Published 13 November 2020, The Daily Tribune
As the COVID-19 pandemic has kept most of us in our homes, many have made use of their time to master new skills or develop new hobbies. One of which is “plant parenting.” The surge of plant titas has increased the demand for indoor and outdoor plants in the market. Prices of plants would vary depending on their variegation or rarity.
While the selling of plants has become a lucrative source of income these days, the sale and ownership of plants classified under DAO 2017-11 issued by the Department of Environment and Natural Resources (DENR) as threatened plants are prohibited. DAO 2017-11 was issued pursuant to Section 22 of Republic Act (RA) 9147 otherwise known as the Wildlife Resources Conservation and Protection Act, which is an act that provides for the conservation and protection of wildlife resources and their habitats.
RA 9147 defines “wildlife” as wild forms and varieties of flora and fauna, in all developmental stages, including those, which are in captivity or are being bred or propagated.
Section 22 of the said law provides that the Secretary (DENR) shall determine whether any wildlife species or subspecies is threatened, and classify the same as critically endangered, endangered, vulnerable or other accepted categories based on the best scientific data and with due regard to internationally accepted criteria, including but not limited to the following: present or threatened destruction, modification or curtailment of its habitat or range; over-utilization for commercial, recreational, scientific or educational purposes; inadequacy of existing regulatory mechanisms; and other natural or man-made factors affecting the existence of wildlife.
The Secretary shall review, revise and publish the list of categorized threatened wildlife. Threatened Species denote species or subspecies considered as critically endangered, endangered, vulnerable or other accepted categories of wildlife whose populations are at risk of extinction. These shall include varieties, formae or other infraspecific categories.
DAO 2017-11 has listed the names of plants that are classified as Critically Endangered, Endangered, Vulnerable and Other Threatened Species.

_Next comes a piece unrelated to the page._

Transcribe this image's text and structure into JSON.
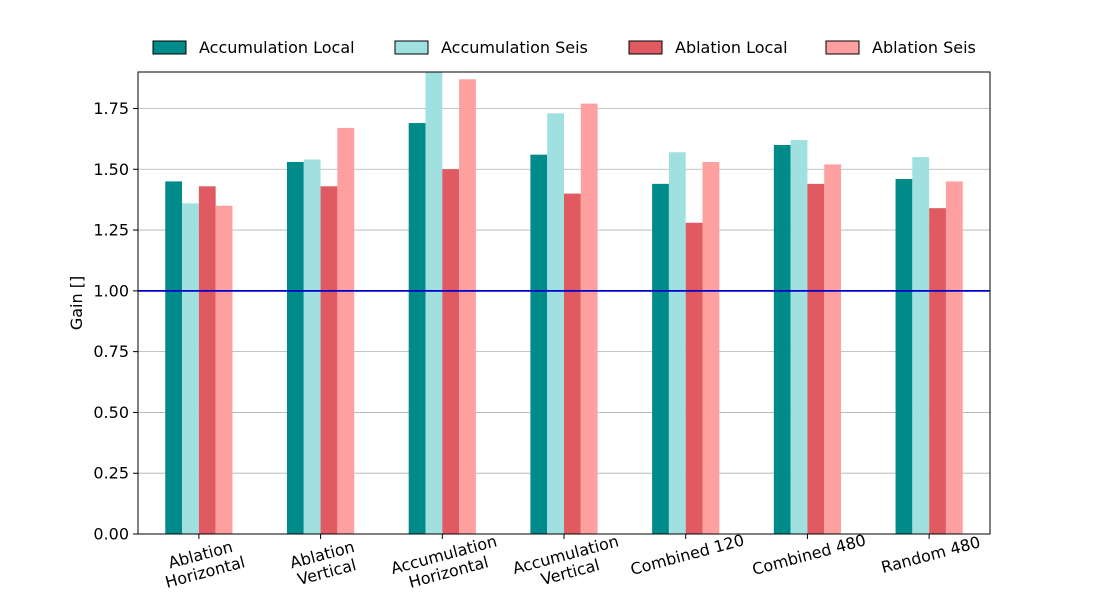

The list is based on the best scientific and internationally accepted criteria, including but not limited to the following: (1) present destruction, modification or curtailment of its habitat or range; (2) over utilization for commercial, recreational, scientific or educational purposes; (3) other natural or man-made factors affecting existence of wildlife; 4) perceived/observed population size reduction; 5) species’ geographic range (extent of occurrence and/or area of occupancy), 6) small population size and continuing decline in such population; and, 7) very small or restricted population.
It shall be unlawful for any person, group, or entity to collect and/or trade wild plant species listed under DAO 2017-11, unless such acts are covered by a permit issued by the DENR and the species are found in areas under a valid tenure instrument or a parcel of land covered by a title under the Torrens System. The law imposes a penalty that ranges from P100,000 to P1,000,000 fine and imprisonment of six years to 12 years.
Wildness should always be taken in the proper context, and so with the act of collecting and/or trading wild plants.